I need a user interface that allows users to sort a table according to multiple columns (e.g. sort by color and then price within color, or alternatively price and then color within price). The only such interface I'm familiar with is the dialogue box found in Excel under data > sort, but this is rather clunky and does not yield itself to quick switching between views. I would much prefer an iTunes-style interface that allows quick sorting by clicking on column headers. However, such interfaces typically only allow sorting by one column (an exception is iTunes itself which has a very limited, apparently hard-coded ability to sort by "Album by Artist" and "Album by Year" by clicking on the Album header).
I can envision an interface where each column header has some numbers, such that clicking on 1 makes the column the primary sort key, clicking on 2 the secondary key, and so on. Alternatively, clicking (or right-clicking) on a column header could bring a drop-down menu with "primary sort", "secondary sort" etc. However, I've never seen such an interface implemented, and I don't have a good intuition of usability issues that may arise.
Are there applications that allow sorting by multiple columns using the column headers? Would you be able to point me to these? Are there any useful usability results regarding such interfaces -- which work better, which less so?
Also, while I am mostly interested in the specification of the interface, any hints to pass on to the people implementing it would be appreciated, e.g. publicly available libraries that provide parts of a solution (especially Java).
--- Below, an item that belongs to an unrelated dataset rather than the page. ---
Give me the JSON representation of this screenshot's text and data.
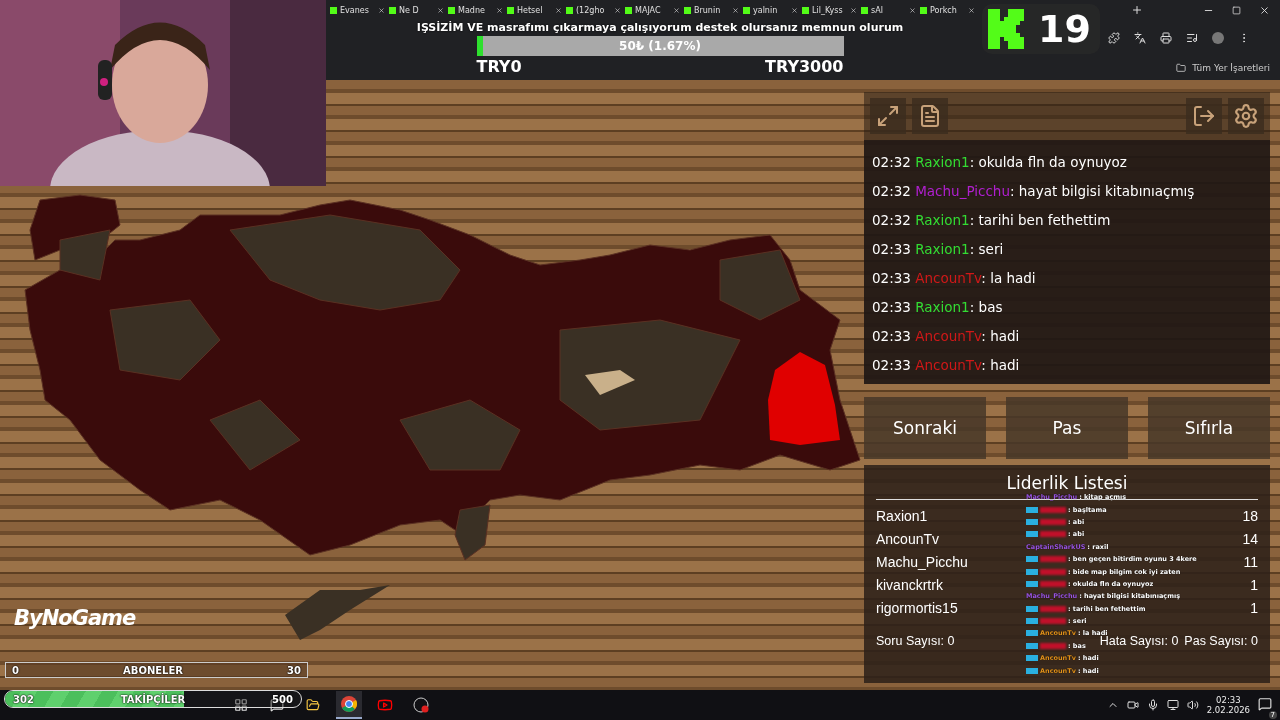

Edit: Two people have suggested using an Excel-style dialogue box. This is not going to work. For my application, users need to find the "best match" among existing table entries (which is often not a perfect match). The table is too big to keep in your head, so you need to keep scanning the relevant parts, and it's useful to repeatedly sort the table in order to get multiple views. Having to go through a dialogue box with multiple options for each change of view is just too slow; by the time you're done with the box, you've forgotten the results from the previous view.